Il processo attraverso il quale le banche centrali e le loro azioni influiscono sul costo del denaro, sui volumi dei prestiti e, in ultima analisi, sul livello dei prezzi è noto come meccanismo di trasmissione della politica monetaria. Lo strumento principale utilizzato è rappresentato dal livello dei tassi ufficiali, noti anche come tassi di riferimento: quelli della BCE sono tre, ma il più noto è il tasso sulle operazioni di rifinanziamento principali, ovvero il tasso applicato alle regolari operazioni di rifinanziamento condotte dalla Banca Centrale Europea quando fornisce liquidità al sistema bancario. Infatti, i tassi applicati dalla BCE alle banche, condizionano i tassi ai quali le banche erogano prestiti ad imprese e famiglie e più in generale il livello dei tassi sul mercato.
Cosa è successo all’inflazione ed al livello dei tassi negli ultimi anni?
Passando dalla teoria generale all’attualità, dopo anni in cui l’inflazione si è mossa tra lo zero ed il 2% e la preoccupazione principale della BCE è stata evitare che fosse troppo bassa, a partire dal 2021 si è assistito ad un fortissimo e rapidissimo rialzo dei prezzi (vedi grafico sotto). L’inflazione ha addirittura superato il 10%, sostenuta prima dalle difficoltà del sistema produttivo di fornire i beni e servizi richiesti da imprese e consumatori a causa del Covid e poi dal rialzo dei prezzi energetici conseguenti allo scoppio della guerra in Ucraina.
L’elevato livello di inflazione ha spinto la Banca Centrale Europea ad intervenire per cercare di contenere la progressiva perdita di valore della moneta. Il processo di rialzo dei tassi è stato intensissimo (come illustrato nel grafico sotto). Il tasso di finanziamento principale è stato alzato di oltre 4 punti percentuali in un solo anno (il primo rialzo dopo anni di tassi zero è avvenuto il 27 luglio del 2022).

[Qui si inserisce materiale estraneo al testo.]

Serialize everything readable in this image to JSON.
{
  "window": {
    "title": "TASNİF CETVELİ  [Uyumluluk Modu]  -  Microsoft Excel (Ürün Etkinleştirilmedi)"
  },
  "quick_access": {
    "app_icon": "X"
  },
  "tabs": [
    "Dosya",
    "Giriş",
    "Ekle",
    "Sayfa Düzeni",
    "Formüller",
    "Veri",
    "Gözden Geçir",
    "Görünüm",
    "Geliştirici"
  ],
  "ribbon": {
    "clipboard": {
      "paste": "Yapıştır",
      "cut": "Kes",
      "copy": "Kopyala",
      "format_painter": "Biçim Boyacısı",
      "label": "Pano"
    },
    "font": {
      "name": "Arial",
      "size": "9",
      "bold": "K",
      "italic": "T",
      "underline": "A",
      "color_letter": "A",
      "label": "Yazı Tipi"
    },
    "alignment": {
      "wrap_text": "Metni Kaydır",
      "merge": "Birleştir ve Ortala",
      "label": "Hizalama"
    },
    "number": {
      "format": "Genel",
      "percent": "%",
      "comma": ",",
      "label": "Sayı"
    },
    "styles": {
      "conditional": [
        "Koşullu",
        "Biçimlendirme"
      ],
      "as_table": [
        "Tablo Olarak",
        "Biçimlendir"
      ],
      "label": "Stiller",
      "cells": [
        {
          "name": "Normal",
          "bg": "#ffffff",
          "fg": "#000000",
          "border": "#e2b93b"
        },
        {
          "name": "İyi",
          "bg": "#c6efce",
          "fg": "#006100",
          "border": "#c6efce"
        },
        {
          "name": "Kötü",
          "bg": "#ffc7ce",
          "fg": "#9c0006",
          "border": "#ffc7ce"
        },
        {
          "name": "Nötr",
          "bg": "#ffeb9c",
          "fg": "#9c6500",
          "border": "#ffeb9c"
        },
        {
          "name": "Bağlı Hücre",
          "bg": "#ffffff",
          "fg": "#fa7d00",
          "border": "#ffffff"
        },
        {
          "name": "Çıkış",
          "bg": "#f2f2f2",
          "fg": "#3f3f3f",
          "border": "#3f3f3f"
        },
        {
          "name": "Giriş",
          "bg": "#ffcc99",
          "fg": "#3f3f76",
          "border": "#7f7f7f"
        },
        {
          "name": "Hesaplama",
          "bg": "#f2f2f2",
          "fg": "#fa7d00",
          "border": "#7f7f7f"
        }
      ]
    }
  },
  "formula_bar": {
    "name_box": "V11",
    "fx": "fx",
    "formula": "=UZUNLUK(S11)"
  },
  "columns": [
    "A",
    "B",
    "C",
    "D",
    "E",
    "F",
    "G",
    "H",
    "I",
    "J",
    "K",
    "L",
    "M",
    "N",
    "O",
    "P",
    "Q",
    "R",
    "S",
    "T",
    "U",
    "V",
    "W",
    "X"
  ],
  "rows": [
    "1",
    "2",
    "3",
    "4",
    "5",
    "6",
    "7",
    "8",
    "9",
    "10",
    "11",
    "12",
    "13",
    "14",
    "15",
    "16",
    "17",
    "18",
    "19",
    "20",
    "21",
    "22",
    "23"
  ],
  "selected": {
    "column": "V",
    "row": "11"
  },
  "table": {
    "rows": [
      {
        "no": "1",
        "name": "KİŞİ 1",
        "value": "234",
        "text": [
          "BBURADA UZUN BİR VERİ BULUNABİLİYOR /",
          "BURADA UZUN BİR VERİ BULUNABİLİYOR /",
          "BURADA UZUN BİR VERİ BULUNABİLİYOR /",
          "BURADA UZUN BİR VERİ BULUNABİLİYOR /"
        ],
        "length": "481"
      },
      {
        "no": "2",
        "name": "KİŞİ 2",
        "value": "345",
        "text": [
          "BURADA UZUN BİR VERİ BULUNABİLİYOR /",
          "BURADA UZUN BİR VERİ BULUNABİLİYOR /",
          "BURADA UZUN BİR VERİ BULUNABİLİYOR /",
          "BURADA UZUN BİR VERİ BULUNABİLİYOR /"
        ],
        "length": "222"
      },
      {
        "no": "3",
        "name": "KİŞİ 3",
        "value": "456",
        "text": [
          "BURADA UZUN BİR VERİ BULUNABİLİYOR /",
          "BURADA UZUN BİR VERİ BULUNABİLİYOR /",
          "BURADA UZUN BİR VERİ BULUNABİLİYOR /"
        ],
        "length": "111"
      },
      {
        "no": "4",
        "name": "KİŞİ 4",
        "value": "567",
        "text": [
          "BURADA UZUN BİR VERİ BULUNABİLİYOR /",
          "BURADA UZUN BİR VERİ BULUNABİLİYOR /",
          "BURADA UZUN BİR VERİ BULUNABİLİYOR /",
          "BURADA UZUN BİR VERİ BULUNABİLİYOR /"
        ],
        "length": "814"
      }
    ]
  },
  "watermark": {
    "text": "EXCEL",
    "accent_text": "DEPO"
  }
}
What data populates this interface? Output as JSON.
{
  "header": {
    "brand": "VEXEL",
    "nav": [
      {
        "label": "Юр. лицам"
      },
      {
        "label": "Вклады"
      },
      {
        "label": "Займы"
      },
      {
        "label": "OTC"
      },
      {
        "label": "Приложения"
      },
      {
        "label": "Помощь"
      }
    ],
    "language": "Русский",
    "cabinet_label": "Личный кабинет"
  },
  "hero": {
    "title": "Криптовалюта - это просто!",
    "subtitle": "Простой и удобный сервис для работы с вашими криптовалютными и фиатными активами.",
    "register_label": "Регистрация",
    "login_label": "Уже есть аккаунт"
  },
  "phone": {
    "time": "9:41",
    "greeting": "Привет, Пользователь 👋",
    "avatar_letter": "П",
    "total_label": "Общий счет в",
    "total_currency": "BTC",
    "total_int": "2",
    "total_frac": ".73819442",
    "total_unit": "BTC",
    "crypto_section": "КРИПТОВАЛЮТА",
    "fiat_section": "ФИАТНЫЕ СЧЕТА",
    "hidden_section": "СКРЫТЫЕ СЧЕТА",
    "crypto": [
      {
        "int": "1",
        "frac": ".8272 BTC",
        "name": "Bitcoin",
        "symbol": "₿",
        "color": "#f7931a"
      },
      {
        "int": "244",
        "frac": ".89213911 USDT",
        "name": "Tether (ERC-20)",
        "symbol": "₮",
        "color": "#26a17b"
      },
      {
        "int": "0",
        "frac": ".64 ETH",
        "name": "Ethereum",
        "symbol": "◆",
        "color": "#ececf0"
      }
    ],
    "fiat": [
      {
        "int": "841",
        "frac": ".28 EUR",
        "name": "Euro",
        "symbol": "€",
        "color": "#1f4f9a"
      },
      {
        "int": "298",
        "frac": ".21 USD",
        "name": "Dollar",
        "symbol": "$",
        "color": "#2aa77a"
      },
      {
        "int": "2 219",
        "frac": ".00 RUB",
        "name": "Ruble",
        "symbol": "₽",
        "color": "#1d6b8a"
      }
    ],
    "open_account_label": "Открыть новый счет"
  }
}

Secondo alcuni economisti l’intervento è stato così duro anche perché tardivo, in quanto la BCE aveva inizialmente sottostimato il livello atteso di crescita dei prezzi. Secondo altri l’incremento dei tassi è stato inutile poiché l’incremento dell’inflazione è stato per gran parte causato dal rialzo dei prezzi energetici conseguente allo scoppio della guerra in Ucraina. Sta di fatto che l’inflazione sta rapidamente calando anche grazie al rialzo dei tassi, ma non è detto che questo processo sarà altrettanto intenso e rapido in futuro.
Cosa succederà all’inflazione ed al livello dei tassi nel prossimo futuro?
Difficile rispondere a domande di questo tipo. Per farlo possiamo partire dalle previsioni della stessa BCE. Le stime dello scorso giugno prevedono in Europa un’inflazione media annua pari al 5,4% nel 2023, al 3% nel 2024 e al 2,2%nel 2025. Il processo di “rientro” dell’inflazione sembra dunque destinato a proseguire, ma in maniera sempre più lenta. La presidentessa Christine Lagarde ha detto esplicitamente che nella prossima riunione di settembre i tassi potrebbero essere alzati ancora o essere mantenuti fermi, ma che una pausa a settembre non vorrebbe dire che questa sarebbe definitiva. Insomma, la stessa BCE non ha dato certezze ed ha espresso dubbi sulle prossime mosse. I mercati finanziari scontano che il livello dei tassi sia vicino a quello massimo e che al più si potrà assistere ad un ulteriore incremento dello 0,25% in autunno. Tutto dipenderà dai prossimi dati su inflazione, mercato del lavoro e crescita economica. Quello che sembra certo è che i tassi dovrebbero restare a lungo su livelli prossimi a quelli attuali, almeno fino alla fine del 2024, quando l’inflazione dovrebbe avvicinarsi all’obiettivo del 2%, ma è arduo fare previsioni, soprattutto sul futuro!